On December 7, 1975, John S. Knight III, former editor of the Philadelphia Daily News and the heir to the Knight-Ridder newspaper chain, was murdered in his home. Less than a week later, two suspects, Salvatore Soli and Steven Maleno, were apprehended. A third suspect, Felix Melendez, was found shot to death in New Jersey.
How the police handled the investigation up until the perpetrators’ capture, though, is where things got complicated. In their publicity of the case, the Philadelphia Police Department “leaked” to the press that Knight, and possibly his assailants, was “gay or bisexual.”
Police used evidence obtained from a search of Knight’s apartment and from witness testimony to conduct what PGN writer Richard Rusinow described as “the most intensive” police investigation ever to occur in Philadelphia’s gay bars and the surrounding neighborhood. The media, aside from the Daily News and the Inquirer (both owned by Knight-Ridder at the time), took the notes fed to them by the police and ran sensationalistic, gay-baiting headlines, including “Gay World Searched for Heir’s Killers” and “‘Kinky’ Aspects of Slaying Vexes Papers,” which were both printed in the Philadelphia Bulletin.
Around 60 men, most of whom were gay, were brought in and questioned in connection to the murder. Several told PGN at the time that they did not know Knight and had no idea why they were brought in. Other gay men were stopped by police while walking down Spruce Street and shown sketches of the suspects. PGN Publisher Mark Segal said in the January 1976 issue of PGN “Never have the police given out so much information about a person’s personal life. The murder victim is being persecuted and the gay community is the pawn in the whole thing.”
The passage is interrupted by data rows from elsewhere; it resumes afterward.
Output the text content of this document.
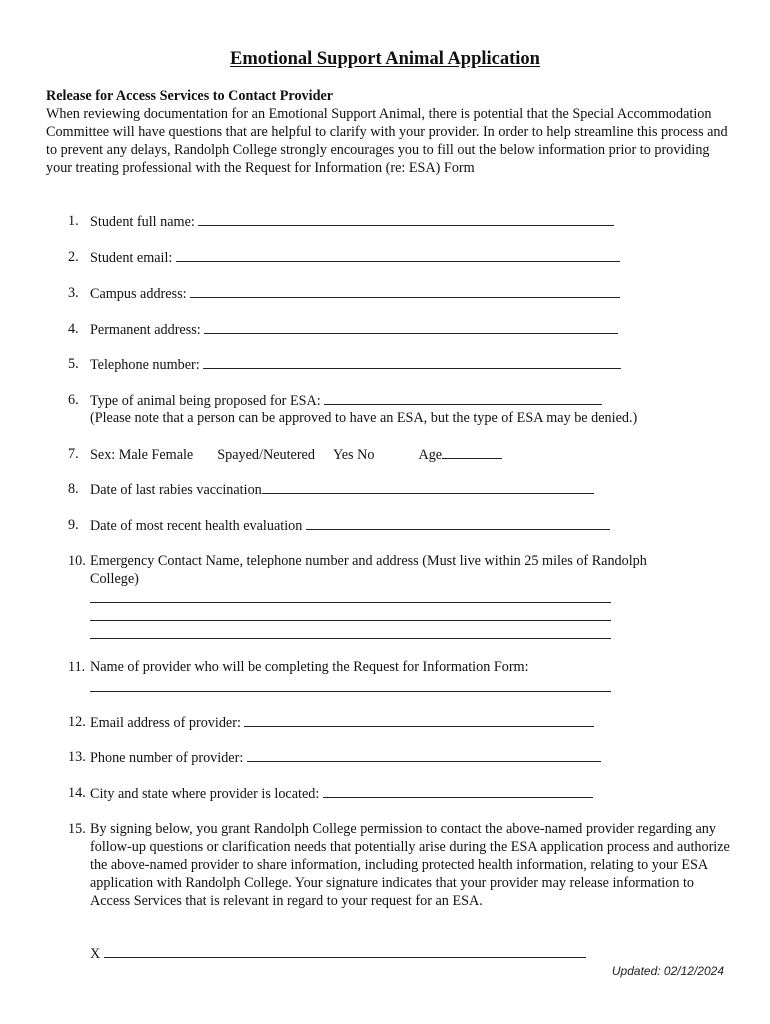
Emotional Support Animal Application
Release for Access Services to Contact Provider
When reviewing documentation for an Emotional Support Animal, there is potential that the Special Accommodation Committee will have questions that are helpful to clarify with your provider. In order to help streamline this process and to prevent any delays, Randolph College strongly encourages you to fill out the below information prior to providing your treating professional with the Request for Information (re: ESA) Form
1. Student full name:
2. Student email:
3. Campus address:
4. Permanent address:
5. Telephone number:
6. Type of animal being proposed for ESA:
(Please note that a person can be approved to have an ESA, but the type of ESA may be denied.)
7. Sex: Male Female Spayed/Neutered Yes No	Age
8. Date of last rabies vaccination
9. Date of most recent health evaluation
10. Emergency Contact Name, telephone number and address (Must live within 25 miles of Randolph College)
11. Name of provider who will be completing the Request for Information Form:
12. Email address of provider:
13. Phone number of provider:
14. City and state where provider is located:
15. By signing below, you grant Randolph College permission to contact the above-named provider regarding any follow-up questions or clarification needs that potentially arise during the ESA application process and authorize the above-named provider to share information, including protected health information, relating to your ESA application with Randolph College. Your signature indicates that your provider may release information to Access Services that is relevant in regard to your request for an ESA.
X
Updated: 02/12/2024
One of the some 60 men who were brought in for questioning was Dennis Rubini. Rubini detailed his ordeal in an August 1976 article in PGN. A few days after the investigation began, Rubini had gone onto a TV talk show and been flagged by a staff member as resembling the police artist’s renderings of the assailants. The staff member alerted police and Rubini was escorted from his apartment to the PPD’s “Roundhouse” headquarters.
“Let me hasten to say,” Rubini wrote, “that most of the detectives displayed exemplary behavior. Indeed, if you are going to be investigated by the police in Philadelphia, you will be far better treated if you’re brought in on suspicion of murder than if the vice squad entraps you for some victimless crime. People suspected of ‘murder one’ are treated with respect.”
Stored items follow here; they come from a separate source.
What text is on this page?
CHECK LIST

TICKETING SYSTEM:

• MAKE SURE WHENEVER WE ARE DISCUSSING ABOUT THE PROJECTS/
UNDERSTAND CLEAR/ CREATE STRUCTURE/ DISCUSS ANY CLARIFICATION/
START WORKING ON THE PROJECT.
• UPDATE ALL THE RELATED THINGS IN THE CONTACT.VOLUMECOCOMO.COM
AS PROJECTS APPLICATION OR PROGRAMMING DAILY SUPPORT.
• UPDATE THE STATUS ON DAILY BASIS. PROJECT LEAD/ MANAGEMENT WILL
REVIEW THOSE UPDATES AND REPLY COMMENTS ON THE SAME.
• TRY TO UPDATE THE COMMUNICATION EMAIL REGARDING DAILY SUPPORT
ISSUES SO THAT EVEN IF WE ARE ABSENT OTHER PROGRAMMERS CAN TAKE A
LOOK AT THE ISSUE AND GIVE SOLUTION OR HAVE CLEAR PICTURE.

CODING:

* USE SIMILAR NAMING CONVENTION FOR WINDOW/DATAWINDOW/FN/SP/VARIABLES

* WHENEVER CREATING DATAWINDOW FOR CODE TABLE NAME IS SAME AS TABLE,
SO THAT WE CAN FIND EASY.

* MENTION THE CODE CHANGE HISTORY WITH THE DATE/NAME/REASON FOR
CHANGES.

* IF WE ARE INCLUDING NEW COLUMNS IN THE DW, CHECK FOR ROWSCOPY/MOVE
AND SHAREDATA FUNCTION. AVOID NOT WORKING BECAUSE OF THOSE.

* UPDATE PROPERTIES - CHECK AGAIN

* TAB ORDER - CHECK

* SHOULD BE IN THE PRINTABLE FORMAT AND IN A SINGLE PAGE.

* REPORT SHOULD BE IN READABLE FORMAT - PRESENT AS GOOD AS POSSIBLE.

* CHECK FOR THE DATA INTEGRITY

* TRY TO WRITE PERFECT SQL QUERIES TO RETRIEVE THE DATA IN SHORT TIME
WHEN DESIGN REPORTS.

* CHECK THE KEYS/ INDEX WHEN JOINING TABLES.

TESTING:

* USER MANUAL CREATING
Rubini was then given a polygraph test. The questions began with “Do you live in America?” and peaked with “Did you murder John S. Knight III?” However, the police also asked “Do you commit perverted sexual acts?”
Rubini commented in his article in PGN that he objected to the question as irrelevant to the murder investigation and an invasion of privacy.
“Half a million people in the metropolitan area are gay,” Rubini told police, “and they come from all walks of life. Some even play for the Flyers: why don’t you question them?”
Despite the police hostility Rubini was released after passing the polygraph.
A few days later, the two assailants were captured. The entire exercise — gay-baiting the media, questioning people solely based on their sexuality, forcing those brought in to answer invasive personal questions unrelated to the case — was not uncommon for police at the time. As many longtime gay activists have said, gay people in 1976 were assumed to be bad solely because of their sexuality. One example of this mindset was during the trial of Salvatore Soli, when the defense used homophobic language to describe Knight.
Rubini, who attended the trial, wrote in PGN at the time, “I asked [District Attorney] Fitzpatrick why he wasn’t objecting to [the defense’s] repeated use of such terms as ‘perverted’ and ‘deviant.’ (Legally they could be considered “characterizing” and thus inadmissible.) He got very hot under the collar and told me that he did not want to turn the trial into a gay consciousness-raising session…the D.A. seemed very nervous around me after our conversation, perhaps fearing that some outburst from the gay community would ruin his strategy for getting a first degree murder conviction.”
Ultimately, both Soli and Maleno were both convicted of Knight’s murder. The way in which the incident was handled, however, is an unfortunate, yet unsurprising example of how the gay community was unfairly judged and treated in the 1970s.